Leaving Phoenix up I-17 leads a driver out of the locally lush Sonora desert locations through what's been described as like "the surface of the moon". Rocks and devoid of life. For miles. Then, after about twenty miles and a nice elevation change, plant life begins to return.
The changing flora yields a collection of desert shrubbery and succulents, and after another twenty or so miles you're left in a high hilly plateau, well covered in greenery and windswept with nice breezes.
Even though it's a desert, at this point it's pretty lush.
About a dozen or so more miles will get you to the entrance of Montezuma's Castle National Park.
That's about as close as visitors can get.

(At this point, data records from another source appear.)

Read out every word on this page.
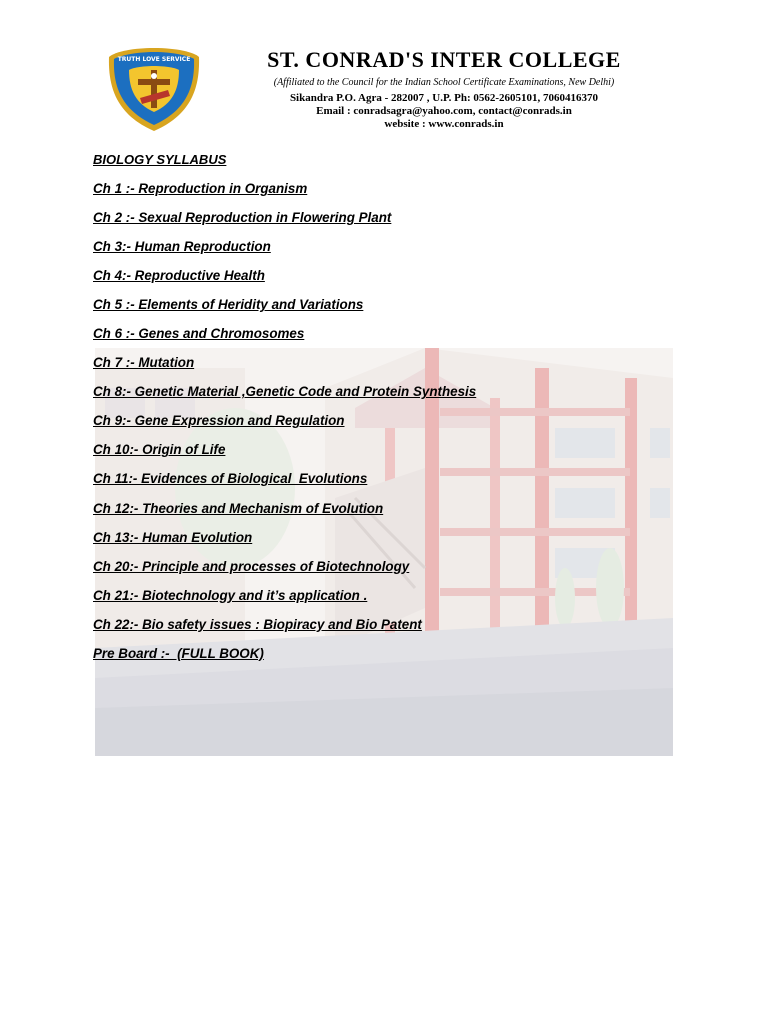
TRUTH LOVE SERVICE	ST. CONRAD'S INTER COLLEGE
(Affiliated to the Council for the Indian School Certificate Examinations, New Delhi)
Sikandra P.O. Agra - 282007 , U.P. Ph: 0562-2605101, 7060416370
Email : conradsagra@yahoo.com, contact@conrads.in
website : www.conrads.in
BIOLOGY SYLLABUS
Ch 1 :- Reproduction in Organism
Ch 2 :- Sexual Reproduction in Flowering Plant
Ch 3:- Human Reproduction
Ch 4:- Reproductive Health
Ch 5 :- Elements of Heridity and Variations
Ch 6 :- Genes and Chromosomes
Ch 7 :- Mutation
Ch 8:- Genetic Material ,Genetic Code and Protein Synthesis
Ch 9:- Gene Expression and Regulation
Ch 10:- Origin of Life
Ch 11:- Evidences of Biological  Evolutions
Ch 12:- Theories and Mechanism of Evolution
Ch 13:- Human Evolution
Ch 20:- Principle and processes of Biotechnology
Ch 21:- Biotechnology and it’s application .
Ch 22:- Bio safety issues : Biopiracy and Bio Patent
Pre Board :-  (FULL BOOK)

The Sinagua (sin-ah-wah) culture thrived in the southwest between 600 and 1400 ACE, and covered an area from Colorado to Mexico and from Nevada to New Mexico. The castle was built as a cool place to live during the blazing hot summers over the course of many years.
There are five distinct levels, and each floor is supported by axed timbers. There was a community of 200 nearby, but archaeologists believe that only thirty-five people lived in the castle at the height of it's use.
It has, over the recent centuries, become the object of conservationists efforts to preserve it.
Here's a closer look, thanks to the Mrs. Blonde Giant's nice camera:
These pictures have been taken along the footpath, and if you follow it around behind the rim of this cliff face, there is another set of ruins, a set to which visitors can get closer.
Maybe we should have led with this, but here's a diagram of the construction sequence of the castles's creation:
Montezuma's castle, the living quarters for Billy Jack in the movie of the same name, looks beautiful and classic, but, if a cliff dwelling site in the Phoenix vicinity is what you're looking for, I'd suggest heading southeast to Tonto National Park. The front isn't quite as complete as Montezuma, but you're allowed to walk around in the space.